Tenun Garut Sentuhan Desainer


Di Kebun Bunga, sebuah lokasi wisata di Garut, terhampar bunga-bunga indah. Di sanalah para gadis model tinggi semampai berjalan melenggang di atas panggung peragaan busana. Dalam acara yang digelar pada Rabu (27/6) sore yang cerah, perempuan-perempuan ini mengenakan gaun dari tenun cantik, secantik bunga-bunga di sekitarnya.


Tengoklah sepotong gaun berwarna dasar kuning yang bermotifkan bunga berukuran besar berwarna merah. Motif bunga juga ada pada gaun putih panjang bersiluet lurus yang memunculkan kesan feminin dan elegan.

Tenun bermotif bunga besar, dengan warna merah muda, juga terlihat pada desain berupa rok pendek yang mekar di bagian bawahnya, yang dipadukan dengan blus pendek dari brokat dengan warna senada. Muncul kesan genit dari busana ini.

Untuk memunculkan gaya modern, tenun-tenun ini dipadukan dengan material lain. Selain brokat dan lace, yang dibuat menjadi rok, blus, blazer, dan lapisan bagian atas gaun, sebagai detail dibuat dari manik-manik dan bebatuan beraneka corak dan warna. Untaian manik-manik ini ada juga yang menjadi bagian dari salah satu gaun di bagian punggung.

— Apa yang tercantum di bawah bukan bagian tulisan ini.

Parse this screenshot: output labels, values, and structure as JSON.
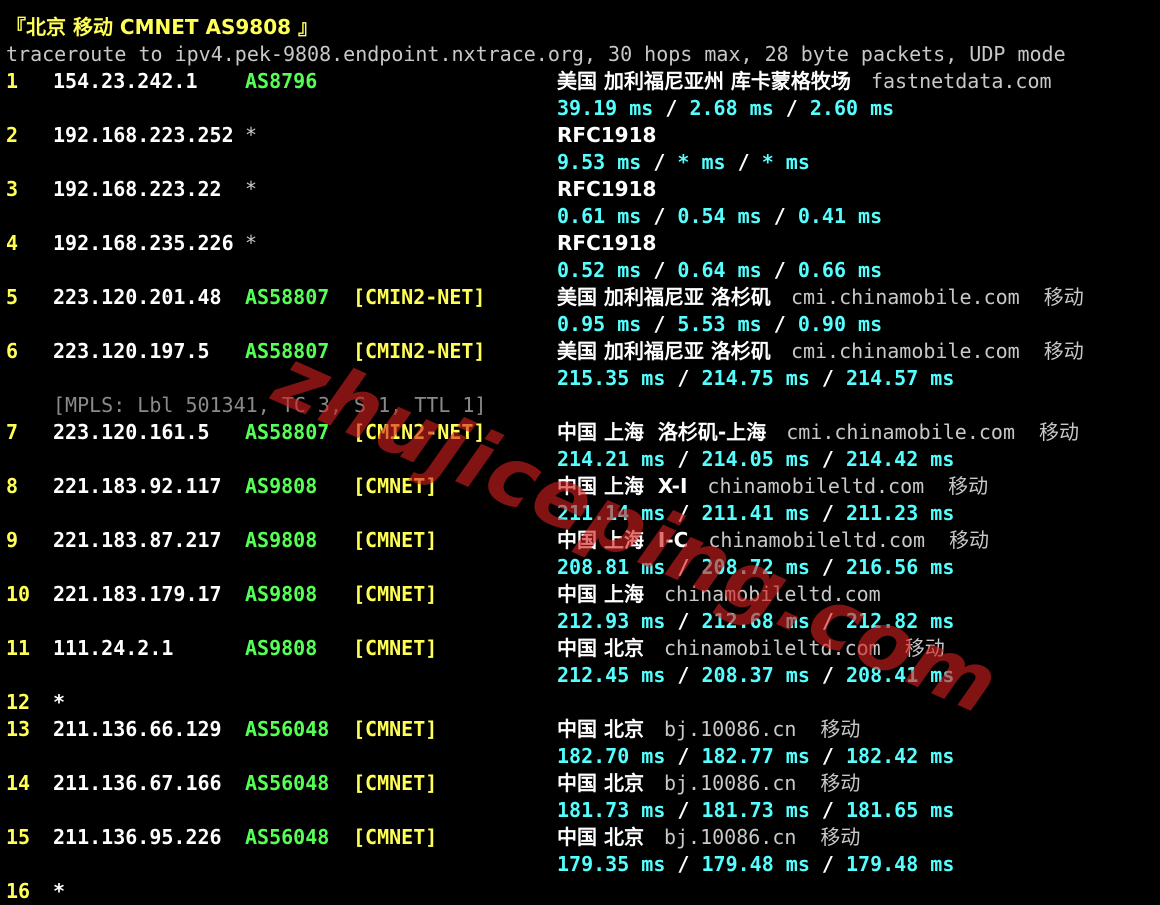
{
  "header": {
    "title": "『北京 移动 CMNET AS9808 』",
    "command": "traceroute to ipv4.pek-9808.endpoint.nxtrace.org, 30 hops max, 28 byte packets, UDP mode"
  },
  "colors": {
    "background": "#000000",
    "hop_number": "#ffff55",
    "ip": "#ffffff",
    "asn": "#55ff55",
    "net_tag": "#ffff55",
    "latency": "#55ffff",
    "mpls": "#8a8a8a",
    "watermark": "#d21e1e"
  },
  "hops": [
    {
      "hop": "1",
      "ip": "154.23.242.1",
      "asn": "AS8796",
      "tag": "",
      "geo": "美国 加利福尼亚州 库卡蒙格牧场",
      "domain": "fastnetdata.com",
      "isp": "",
      "latency": "39.19 ms / 2.68 ms / 2.60 ms"
    },
    {
      "hop": "2",
      "ip": "192.168.223.252",
      "asn": "*",
      "tag": "",
      "geo": "RFC1918",
      "domain": "",
      "isp": "",
      "latency": "9.53 ms / * ms / * ms"
    },
    {
      "hop": "3",
      "ip": "192.168.223.22",
      "asn": "*",
      "tag": "",
      "geo": "RFC1918",
      "domain": "",
      "isp": "",
      "latency": "0.61 ms / 0.54 ms / 0.41 ms"
    },
    {
      "hop": "4",
      "ip": "192.168.235.226",
      "asn": "*",
      "tag": "",
      "geo": "RFC1918",
      "domain": "",
      "isp": "",
      "latency": "0.52 ms / 0.64 ms / 0.66 ms"
    },
    {
      "hop": "5",
      "ip": "223.120.201.48",
      "asn": "AS58807",
      "tag": "[CMIN2-NET]",
      "geo": "美国 加利福尼亚 洛杉矶",
      "domain": "cmi.chinamobile.com",
      "isp": "移动",
      "latency": "0.95 ms / 5.53 ms / 0.90 ms"
    },
    {
      "hop": "6",
      "ip": "223.120.197.5",
      "asn": "AS58807",
      "tag": "[CMIN2-NET]",
      "geo": "美国 加利福尼亚 洛杉矶",
      "domain": "cmi.chinamobile.com",
      "isp": "移动",
      "latency": "215.35 ms / 214.75 ms / 214.57 ms"
    },
    {
      "hop": "7",
      "ip": "223.120.161.5",
      "asn": "AS58807",
      "tag": "[CMIN2-NET]",
      "geo": "中国 上海  洛杉矶-上海",
      "domain": "cmi.chinamobile.com",
      "isp": "移动",
      "latency": "214.21 ms / 214.05 ms / 214.42 ms"
    },
    {
      "hop": "8",
      "ip": "221.183.92.117",
      "asn": "AS9808",
      "tag": "[CMNET]",
      "geo": "中国 上海  X-I",
      "domain": "chinamobileltd.com",
      "isp": "移动",
      "latency": "211.14 ms / 211.41 ms / 211.23 ms"
    },
    {
      "hop": "9",
      "ip": "221.183.87.217",
      "asn": "AS9808",
      "tag": "[CMNET]",
      "geo": "中国 上海  I-C",
      "domain": "chinamobileltd.com",
      "isp": "移动",
      "latency": "208.81 ms / 208.72 ms / 216.56 ms"
    },
    {
      "hop": "10",
      "ip": "221.183.179.17",
      "asn": "AS9808",
      "tag": "[CMNET]",
      "geo": "中国 上海",
      "domain": "chinamobileltd.com",
      "isp": "",
      "latency": "212.93 ms / 212.68 ms / 212.82 ms"
    },
    {
      "hop": "11",
      "ip": "111.24.2.1",
      "asn": "AS9808",
      "tag": "[CMNET]",
      "geo": "中国 北京",
      "domain": "chinamobileltd.com",
      "isp": "移动",
      "latency": "212.45 ms / 208.37 ms / 208.41 ms"
    },
    {
      "hop": "12",
      "ip": "*",
      "asn": "",
      "tag": "",
      "geo": "",
      "domain": "",
      "isp": "",
      "latency": ""
    },
    {
      "hop": "13",
      "ip": "211.136.66.129",
      "asn": "AS56048",
      "tag": "[CMNET]",
      "geo": "中国 北京",
      "domain": "bj.10086.cn",
      "isp": "移动",
      "latency": "182.70 ms / 182.77 ms / 182.42 ms"
    },
    {
      "hop": "14",
      "ip": "211.136.67.166",
      "asn": "AS56048",
      "tag": "[CMNET]",
      "geo": "中国 北京",
      "domain": "bj.10086.cn",
      "isp": "移动",
      "latency": "181.73 ms / 181.73 ms / 181.65 ms"
    },
    {
      "hop": "15",
      "ip": "211.136.95.226",
      "asn": "AS56048",
      "tag": "[CMNET]",
      "geo": "中国 北京",
      "domain": "bj.10086.cn",
      "isp": "移动",
      "latency": "179.35 ms / 179.48 ms / 179.48 ms"
    },
    {
      "hop": "16",
      "ip": "*",
      "asn": "",
      "tag": "",
      "geo": "",
      "domain": "",
      "isp": "",
      "latency": ""
    }
  ],
  "mpls": "[MPLS: Lbl 501341, TC 3, S 1, TTL 1]",
  "watermark": "zhujiceping.com"
}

Warna-warna cerah, seperti kuning, biru, merah muda, hijau muda, juga terlihat pada tenun yang dibuat dalam satu warna dengan teknik dobby, ataupun dengan motif geometris. Selain dipadukan dengan material lain, variasi detail dibuat dalam bentuk lipit di bagian bawah gaun atau bahu yang dibuat menggelembung.

Sentuhan modern
Adalah Sebastian ”Seba” Gunawan yang memberi sentuhan modern pada tenun Garut, yang tengah mencoba memunculkan ciri khasnya. Perancang yang selama ini mendesain busana-busana indah berbahan kain impor itu kali ini dituntut menerapkan idenya dalam kain tradisional.

Bersama Cita Tenun Indonesia (CTI), desainer tekstil Ae Kusna, dan desainer interior Agam Riyadi, Seba membantu para penenun di Garut mengembangkan tenun sutra yang belum memiliki karakter khas dan belum seterkenal batik Garut. Salah satunya dalam hal motif.

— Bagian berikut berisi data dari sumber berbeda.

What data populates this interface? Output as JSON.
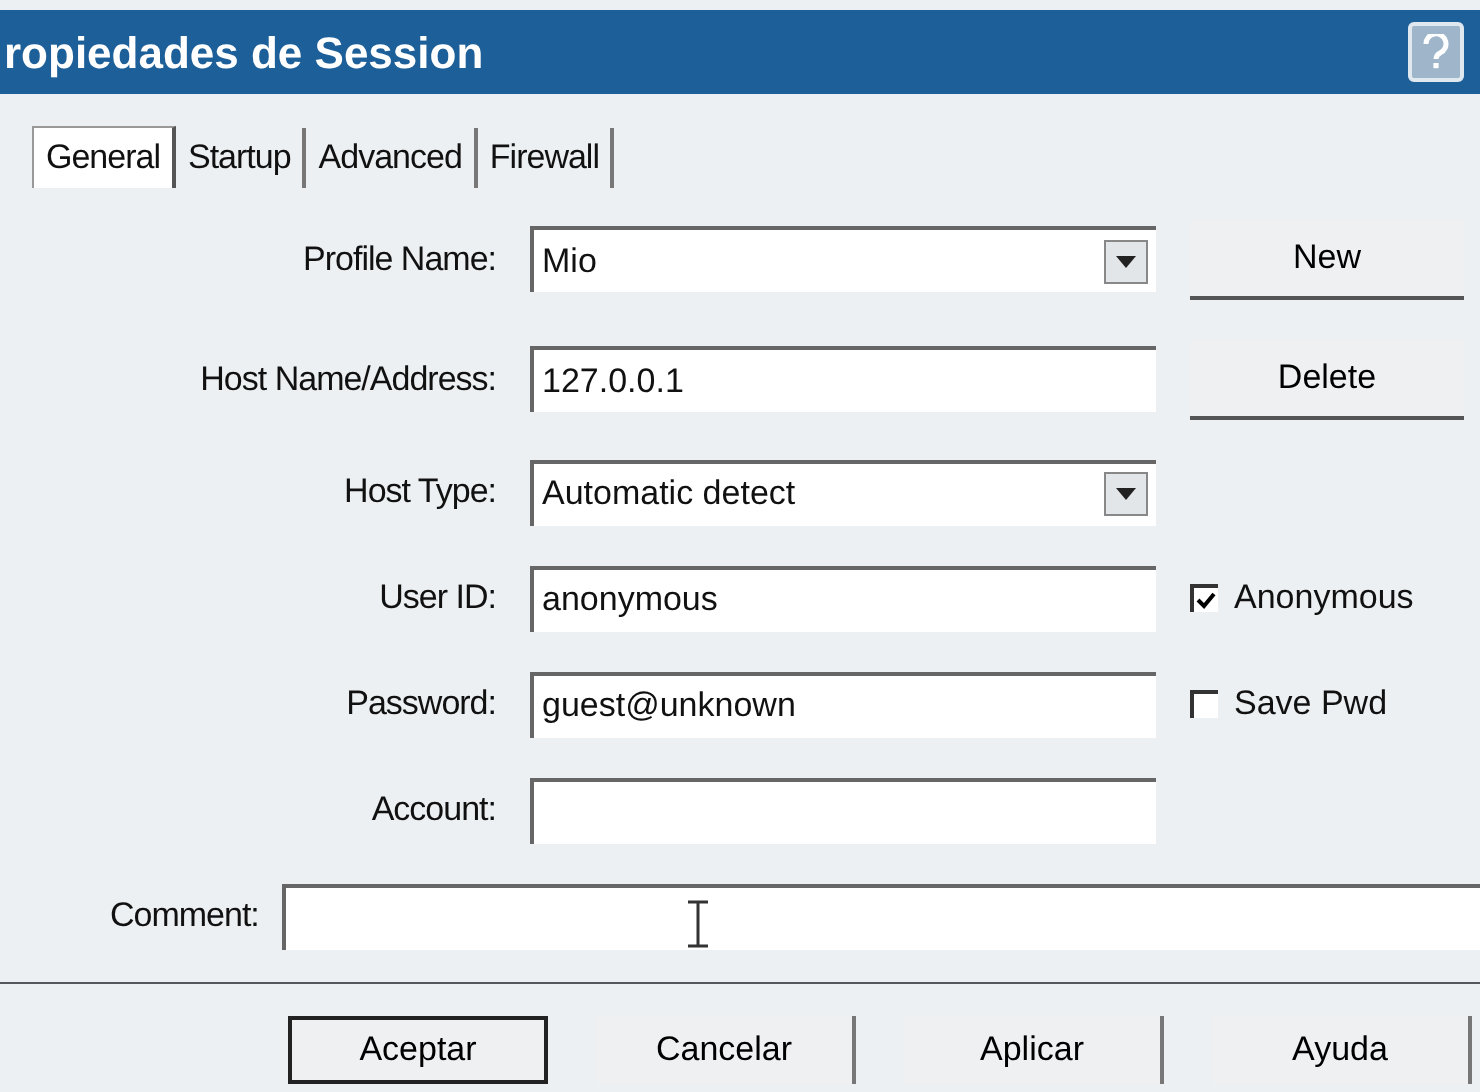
{
  "window": {
    "title": "ropiedades de Session"
  },
  "tabs": [
    {
      "label": "General",
      "selected": true
    },
    {
      "label": "Startup",
      "selected": false
    },
    {
      "label": "Advanced",
      "selected": false
    },
    {
      "label": "Firewall",
      "selected": false
    }
  ],
  "fields": [
    {
      "label": "Profile Name:",
      "kind": "combo",
      "value": "Mio",
      "side": {
        "kind": "button",
        "label": "New"
      }
    },
    {
      "label": "Host Name/Address:",
      "kind": "text",
      "value": "127.0.0.1",
      "side": {
        "kind": "button",
        "label": "Delete"
      }
    },
    {
      "label": "Host Type:",
      "kind": "combo",
      "value": "Automatic detect"
    },
    {
      "label": "User ID:",
      "kind": "text",
      "value": "anonymous",
      "side": {
        "kind": "checkbox",
        "label": "Anonymous",
        "checked": true
      }
    },
    {
      "label": "Password:",
      "kind": "text",
      "value": "guest@unknown",
      "side": {
        "kind": "checkbox",
        "label": "Save Pwd",
        "checked": false
      }
    },
    {
      "label": "Account:",
      "kind": "text"
    }
  ],
  "comment": {
    "label": "Comment:"
  },
  "buttons": [
    {
      "label": "Aceptar",
      "default": true
    },
    {
      "label": "Cancelar",
      "default": false
    },
    {
      "label": "Aplicar",
      "default": false
    },
    {
      "label": "Ayuda",
      "default": false
    }
  ]
}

Seperti dikatakan Amin Iskandar, pemilik Rumah Tenun Amin, para penenun di Garut, termasuk di tempatnya, pada umumnya membuatnya putihan. Tenun sutra warna putih ini dibuat untuk memasok kebutuhan para pembatik.

Ketika pendampingan dilakukan, dibuatlah motif dan warna baru, di antaranya motif bunga sekar dan motif tempayan dengan warna-warna cerah. ”Memang bentuknya tidak bisa begitu halus karena motif dalam tenun prinsipnya disusun dari bentuk kotak-kotak,” kata Seba.

Ide dari perancang yang juga pernah menggunakan tenun Jambi untuk sebuah acara mode di Jakarta ini juga melahirkan kain dengan warna bergradasi. Salah satu wujudnya terlihat pada gaun satu pundak dengan warna kuning muda yang bergradasi ke putih, lalu merah muda.

Selain busana, transformasi tenun sutra Garut juga diaplikasikan dalam produk interior, seperti tirai, taplak meja, dan sarung bantal karya Agam.

Meningkatkan kesejahteraan
Ketua CTI Okke Hatta Rajasa, yang mendampingi Menteri Pariwisata dan Ekonomi Kreatif Mari Elka Pangestu ketika meresmikan Kampung Tenun Panawuan, mengatakan, Garut sebenarnya pernah mengenal tenun ikat, tetapi punah. Untuk itu, seperti yang pernah dilakukan di daerah lain, seperti Bali, Baduy (Banten), Sumatera Selatan, Kalimantan Barat, dan Sulawesi Tenggara, CTI membina para penenun di Garut.

”Ini adalah langkah awal. Kami ingin agar penenun bisa menguasai lebih dulu dasar-dasar menenun dengan benar, lalu berkreasi membuat ciri khasnya. Ke depannya, silakan saja jika ada desainer lain yang tertarik untuk bekerja sama,” tutur Okke.

Kolaborasi penenun dan perancang menjadi salah satu jalan untuk memopulerkan tenun yang keberadaannya menyebar di Indonesia. Sentuhan tangan desainer membuat tenun menjadi lebih indah, sekaligus (diharapkan) meningkatkan kesejahteraan penenun karena nilai jual yang meningkat.